Of the East’s top-6 teams from a year ago, the New York Knicks were the ones that had the calmest offseason and enter this upcoming year with the most continuity. After earning the 5-seed a year ago and seeing Jalen Brunson embrace a starring role, the Knicks enter the 2023-24 season with optimism they can not only duplicate that performance but build on top of it.
To do so, they’ll need to see some internal improvement, as their only real change to the roster was signing Donte DiVincenzo in their continued efforts to sign every Villanova player in the league and trading Obi Toppin to Indiana.
Biggest Question: Can All Their Stars Play Their Best In The Postseason?
The further up the contender ladder you go, the harder it is to reach the next level, and for the Knicks that would mean threatening the Eastern Conference Finals. The advantage they have over the two top teams in the East is depth, as Milwaukee and Boston have gone all-in on creating nightmare starting units. As we all know, depth plays less of a role in playoff success (provided good health) as starting units can play extended minutes and the benefits of having a better bench group is more limited.
That means the Knicks stars have to play as such to keep things closer against other starting units to allow their bench advantage to shine, and last year only Brunson really lived up to the billing. Julius Randle is the biggest playoff concern at the top of New York’s pecking order, as he has struggled mightily in his two postseason appearances with the Knicks.
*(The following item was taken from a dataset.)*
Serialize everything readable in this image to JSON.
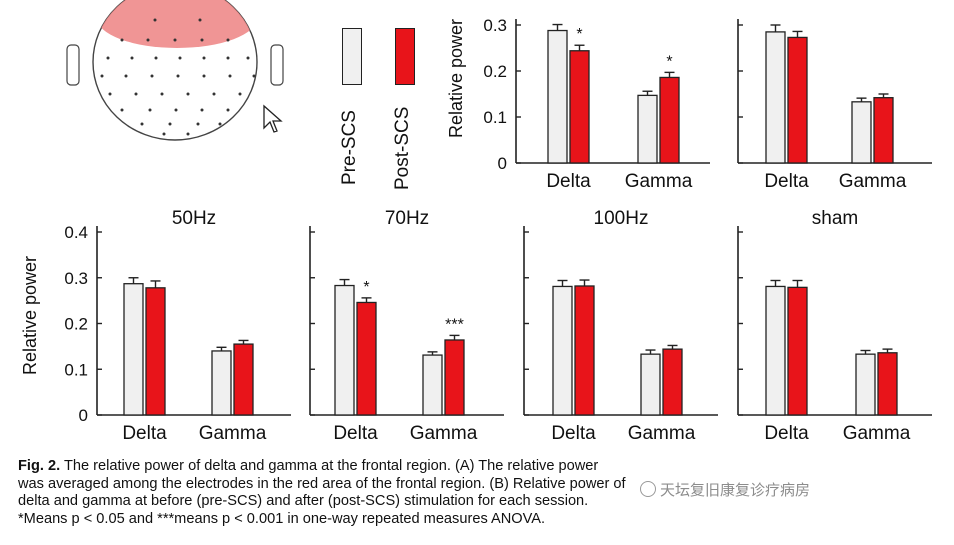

In those 15 playoff games, he’s averaging 17.1 points and 9.4 rebounds per game, but sees his efficiency drop off a cliff to 34.4 percent from the field and 28.3 percent from three, while having more turnovers (3.9) than assists (3.7). Randle has struggled to find his rhythm as he often takes a lot of tough shots, with more than 60 percent of his attempts last season coming from beyond 10 feet from the rim (with most of his midrange jumpers being self-created). Against the increased pressure applied by defenses in the postseason, his handle has been bothered and he’s struggled to create decent looks for himself. The challenge for Randle and the Knicks is finding ways to get him into a rhythm with easier looks and try and get him away from the isolation attempts that simply have not worked. That’s easier said than done considering his regular season shot diet is also a lot of pretty difficult looks that he just knocks down at a much higher rate, meaning he would have to change his offensive approach considerably.
R.J. Barrett took a step forward last year both in the regular season and the playoffs, but he also could stand to take another step forward in terms of efficiency. He’s terrific going to the basket and his ability to apply rim pressure is needed on this Knicks team. He has steadily improved his shot selection but needs the three-pointer to become a more reliable weapon to open up the floor a bit more for guys like Randle and Brunson. Cramped spacing has long been a concern with this Knicks offense, and when transition opportunities are limited in the postseason, their halfcourt offense can grind to a halt. He doesn’t need to become an elite three-point shooter, but simply raising his level from being a low-30s guy to a mid-30s guy from three would force defenses to think a little longer about sagging off and help New York.
It’s a tall order, but if this group is going to be something more than a mid-seed with a second round ceiling, it comes down to their best players raising their level in the postseason rather than simply maintaining it (like Barrett), much less falling off (like Randle).
X-Factor: Josh Hart
While the Knicks only made the one addition this offseason, this will be the first full season with Hart on the roster. After arriving in a trade with the Blazers at the deadline, Hart was sensational for the Knicks in his 25 games and continued that into the postseason. What he provides as a rebounder, cutter, and defender is incredibly valuable. Last year in the playoffs he was third on the team in rebounds per game (7.4), and while Mitchell Robinson, Isaiah Hartenstein, and Randle got rightful credit for their work against Cleveland’s bigs on the glass in the first round (effectively swinging that series), Hart’s work crashing from the wing was vital to that effort. However, as mentioned above, the Knicks have a spacing issue and for Hart to be on the floor he has to be more of a threat spotting up in the corners.
Hart was terrific from an efficiency standpoint in the regular season in a small 25 game sample (51.5 percent), but saw that dip to 31.3 percent in the playoffs. However, even when he was shooting well in the regular season, it was only on 2.1 attempts per game has he has a tendency to only shoot when wide open (which, naturally, boosts that percentage). He is a frequent record-scratcher, pump-faking against closeouts and then moving the ball. That isn’t always a bad thing, but there are plenty of times for this Knicks offense that creating a semi-open three is going to be the best look they create in the halfcourt. Passing that opportunity up sometimes forces them into a tougher shot, and Hart building his confidence to let it fly is important given he’s often on the floor with multiple other non-threats from deep. Hart can be a better three-point shooter than I think he is willing to give himself credit for, and embracing that part of his role (in a way he embraces the non-scoring parts so well) could unlock some things for this offense.